Carlisle is just one of many cities which have been dealing with flooding for the last couple of decades. In January 2005, the city was underwater and later in December 2015, Storm Desmond led to a repeat. The Carlisle Flood Action Group believe that if it wasn't for the flood protections put in place after these disasters, Ciara would've once again led to flooding.
The defences have been praised as the "best outside of London" and cost upwards of £25m and involves the raising of flood walls, land levels and increasing the speed of river flow.
Flood walls are large concrete barriers built to, literally, prevent the river from flowing above it. They're ideal where space is scarce, such as when a river runs through an urban area. Often, cheaper temporary barriers made of metal or glass are used instead of concrete.
Natural methods of preventing flooding have also been used. These consist of methods such as diverting rivers in to large, open fields which are designed to flood - lowering the force of floodwater. In 2016, the government considered a plan to pay farmers to allow their fields to be flooded. Trees can also prevent flooding, as they reduce the amount of rainfall hitting the ground.
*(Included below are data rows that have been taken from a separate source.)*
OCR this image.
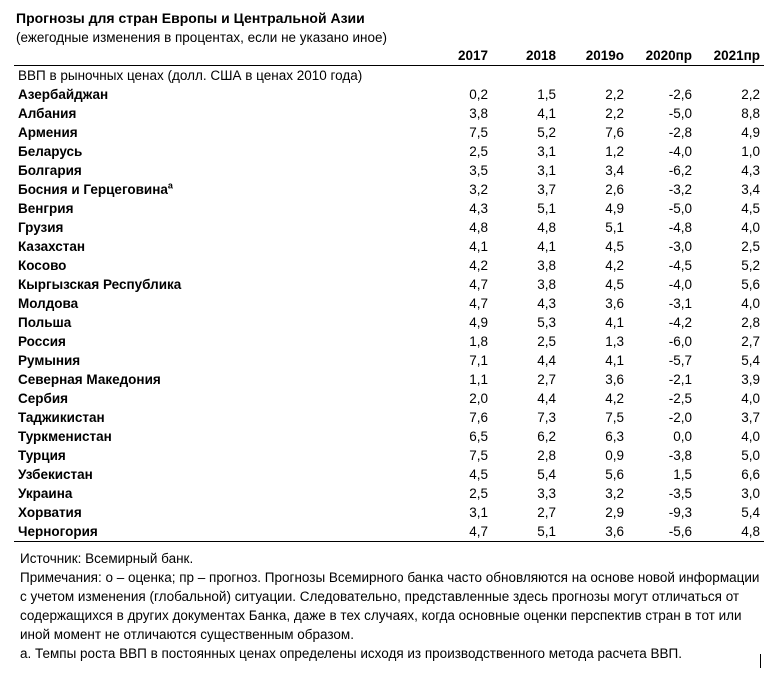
Прогнозы для стран Европы и Центральной Азии
(ежегодные изменения в процентах, если не указано иное)
	2017	2018	2019о	2020пр	2021пр
ВВП в рыночных ценах (долл. США в ценах 2010 года)					
Азербайджан	0,2	1,5	2,2	-2,6	2,2
Албания	3,8	4,1	2,2	-5,0	8,8
Армения	7,5	5,2	7,6	-2,8	4,9
Беларусь	2,5	3,1	1,2	-4,0	1,0
Болгария	3,5	3,1	3,4	-6,2	4,3
Босния и Герцеговина$^a$	3,2	3,7	2,6	-3,2	3,4
Венгрия	4,3	5,1	4,9	-5,0	4,5
Грузия	4,8	4,8	5,1	-4,8	4,0
Казахстан	4,1	4,1	4,5	-3,0	2,5
Косово	4,2	3,8	4,2	-4,5	5,2
Кыргызская Республика	4,7	3,8	4,5	-4,0	5,6
Молдова	4,7	4,3	3,6	-3,1	4,0
Польша	4,9	5,3	4,1	-4,2	2,8
Россия	1,8	2,5	1,3	-6,0	2,7
Румыния	7,1	4,4	4,1	-5,7	5,4
Северная Македония	1,1	2,7	3,6	-2,1	3,9
Сербия	2,0	4,4	4,2	-2,5	4,0
Таджикистан	7,6	7,3	7,5	-2,0	3,7
Туркменистан	6,5	6,2	6,3	0,0	4,0
Турция	7,5	2,8	0,9	-3,8	5,0
Узбекистан	4,5	5,4	5,6	1,5	6,6
Украина	2,5	3,3	3,2	-3,5	3,0
Хорватия	3,1	2,7	2,9	-9,3	5,4
Черногория	4,7	5,1	3,6	-5,6	4,8

Источник: Всемирный банк.

Примечания: о – оценка; пр – прогноз. Прогнозы Всемирного банка часто обновляются на основе новой информации с учетом изменения (глобальной) ситуации. Следовательно, представленные здесь прогнозы могут отличаться от содержащихся в других документах Банка, даже в тех случаях, когда основные оценки перспектив стран в тот или иной момент не отличаются существенным образом.

a. Темпы роста ВВП в постоянных ценах определены исходя из производственного метода расчета ВВП.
Built-up urban areas are particularly at risk of flooding, due to impermeable ground terrain leading to the drainage systems becoming overwhelmed. Replacing these impermeable surfaces (e.g. concrete) with permeable surfaces that allow water to seep through would increase the amount of water needed to overwhelm drainage systems.
One lady on BBC Question Time blamed the European Union for the flooding caused by Storm Ciara & Dennis, claiming that they "they stopped dredging all the rivers across the country". Dredging is a particularly controversial method of preventing floods, as the impact it has isn't fully known and it can be detrimental to habitats, as well as costly. It involves removing silt from the riverbed by vacuum pumps to allow for the river to hold more water. It's worth noting that the dredging of rivers is the responsibility of the UK Environment Agency, not the European Union.